Now the issue of the day is finance. And once again, many people are intimidated by the complexity of the issue. Without a doubt, we need more activist education around the world on the workings of financial markets. At the same time, it’s remarkable to see how much progress has been made by global civil society groups since the crash of 2008.
In the United States, labor unions and consumer groups joined forces to make positive steps toward reining in Wall Street’s worst excesses. Given the intense opposition of the industry lobby, it’s no surprise that the bill enacted in July didn’t go nearly far enough to transform the financial system to serve the needs of people and the planet. This was only round one of a longer fight. Some next steps will be to build international links to make sure the positive elements in the U.S. financial reforms are not undermined by a lack of regulation in other countries.
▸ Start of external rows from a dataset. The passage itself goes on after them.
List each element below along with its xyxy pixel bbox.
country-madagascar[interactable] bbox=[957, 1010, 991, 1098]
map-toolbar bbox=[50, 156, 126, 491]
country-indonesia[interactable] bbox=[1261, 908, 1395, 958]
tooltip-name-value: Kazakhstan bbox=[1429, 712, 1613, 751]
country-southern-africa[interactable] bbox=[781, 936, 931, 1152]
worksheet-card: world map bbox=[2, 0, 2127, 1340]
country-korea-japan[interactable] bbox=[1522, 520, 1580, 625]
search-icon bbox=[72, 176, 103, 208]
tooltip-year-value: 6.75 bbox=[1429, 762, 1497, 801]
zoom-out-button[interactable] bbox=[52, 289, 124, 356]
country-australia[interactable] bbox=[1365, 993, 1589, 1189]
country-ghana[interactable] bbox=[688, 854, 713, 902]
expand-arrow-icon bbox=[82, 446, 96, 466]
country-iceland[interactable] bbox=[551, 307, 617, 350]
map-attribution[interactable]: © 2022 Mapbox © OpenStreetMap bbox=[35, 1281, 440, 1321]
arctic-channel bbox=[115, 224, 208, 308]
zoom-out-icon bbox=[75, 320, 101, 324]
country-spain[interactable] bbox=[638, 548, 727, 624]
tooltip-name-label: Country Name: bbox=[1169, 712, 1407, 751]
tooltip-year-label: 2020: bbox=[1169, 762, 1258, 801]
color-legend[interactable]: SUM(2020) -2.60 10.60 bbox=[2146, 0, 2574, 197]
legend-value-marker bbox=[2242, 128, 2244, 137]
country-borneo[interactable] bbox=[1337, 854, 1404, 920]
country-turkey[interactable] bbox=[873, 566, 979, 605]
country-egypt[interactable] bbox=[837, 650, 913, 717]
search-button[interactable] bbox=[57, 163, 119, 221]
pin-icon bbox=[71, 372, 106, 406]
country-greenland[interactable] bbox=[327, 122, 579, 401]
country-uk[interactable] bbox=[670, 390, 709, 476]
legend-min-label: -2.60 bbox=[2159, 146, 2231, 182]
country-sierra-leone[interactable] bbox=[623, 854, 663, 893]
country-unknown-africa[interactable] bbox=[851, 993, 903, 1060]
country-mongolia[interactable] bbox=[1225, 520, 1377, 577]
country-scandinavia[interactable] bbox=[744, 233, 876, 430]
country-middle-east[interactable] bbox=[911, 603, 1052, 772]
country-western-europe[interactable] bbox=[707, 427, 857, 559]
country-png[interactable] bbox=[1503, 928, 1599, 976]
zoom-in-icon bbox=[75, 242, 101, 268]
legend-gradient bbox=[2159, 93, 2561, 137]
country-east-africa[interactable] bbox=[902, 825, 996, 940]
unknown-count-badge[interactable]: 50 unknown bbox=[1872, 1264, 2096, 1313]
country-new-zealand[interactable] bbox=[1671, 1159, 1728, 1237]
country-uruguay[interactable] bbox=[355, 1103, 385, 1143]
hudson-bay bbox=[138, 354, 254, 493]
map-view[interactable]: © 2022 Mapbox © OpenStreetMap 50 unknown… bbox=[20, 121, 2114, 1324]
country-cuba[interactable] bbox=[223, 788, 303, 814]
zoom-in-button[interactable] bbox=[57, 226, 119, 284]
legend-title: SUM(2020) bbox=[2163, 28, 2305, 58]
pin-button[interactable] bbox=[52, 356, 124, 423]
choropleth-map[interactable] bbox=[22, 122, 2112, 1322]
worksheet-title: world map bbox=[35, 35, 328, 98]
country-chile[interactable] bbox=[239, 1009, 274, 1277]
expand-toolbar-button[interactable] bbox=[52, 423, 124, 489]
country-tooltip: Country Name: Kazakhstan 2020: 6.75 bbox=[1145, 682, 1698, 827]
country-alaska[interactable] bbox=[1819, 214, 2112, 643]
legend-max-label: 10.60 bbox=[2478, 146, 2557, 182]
Groups are also working across borders to tackle some issues not dealt with in the U.S. legislation. These include key civil society demands for a financial speculation tax and against commodity index funds.
The financial speculation tax was high on the agenda at an International Peoples Conference held parallel to the G-20 summit a few weeks ago in Seoul, South Korea. Before the conference, activists had organized a global civil society statement in support of financial speculation taxes that was endorsed by 183 organizations from 42 countries. The proposal is to place a small levy on each trade of stocks, derivatives, currency, and other financial instruments as a way to generate revenues for jobs and other domestic and international needs. Such taxes could also discourage the short-term financial speculation that has little social value but poses high risks to the economy.
Korean labor and other social movements organized a rally with 40,000 people during the G-20 summit. Banners calling for financial transactions taxes were a clear sign of how the issue has been both popularized and internationalized.
Although the G-20 leaders were too bogged down by disputes over currencies to make progress on financial taxes, 2011 might prove to be a breakthrough year. French President Nicolas Sarkozy will host the next leaders’ summit in November 2011 and has vowed to make the tax a top issue on the agenda. A broad coalition of French activist groups has already issued an international “call to mobilization” for the G-20 in France.
Global activists are also coming together to push for an end to excessive speculation in commodities markets. Although a complicated issue, commodity trading also affects everyone in direct and personal ways through the price of food and gas.
In 2008, the United States had the highest food inflation rates since 1980. In many of the world’s poorest countries, food price spikes sparked rioting. Speculation alone did not cause rising food prices, but excessive speculation in the commodity futures markets dramatically exacerbated the volatility of world food prices.
The U.S. financial reform bill made some progress in increasing the transparency of derivatives markets, and U.S. and European activists are working together to help win similar changes in EU laws. But the U.S. reforms did not address the problem of commodity indexes. A surge of investments in these funds by pension funds and endowments is a factor in price volatility.
A coalition of family farm, faith-based, and anti-hunger groups, along with business associations, has initiated a campaign to persuade investors to pull out of commodity index funds. Their first target: CALSTRS, the California teachers’ retirement system, which had been considering shifting $2.5 billion of its portfolio into commodities.
In response to the divestment campaign, the CALSTRS board decided on November 4 to invest no more than $150 million in commodities for 18 months, while further studying the potential problems.
Next steps for the coalition will be to develop university campaigns for students and teachers to pressure their endowments to divest from commodities, and to work with civil society in other countries to pressure their own financial institutions.
Despite the increase in global activism around financial issues, no single network pulls everyone together around a comprehensive agenda. Nevertheless, campaigns like those on financial speculation taxes and commodity index funds have proved useful tools for basic financial education. People who care deeply about reducing hunger and creating jobs have dived into dense subjects such as financial clearing and settlement processes and swap hedging. It has been re-assuring to remind ourselves that the so-called “experts” clearly don’t understand how all this stuff works either. Remember when the International Monetary Fund adjusted its global economic forecast – upward — in the late summer of 2008?
This educational foundation will produce dividends not just in the campaigns of today but in years to come. It’s not just a question of transparency and equity. Thanks to the work of global civic activists, we might even prevent the next economic crash.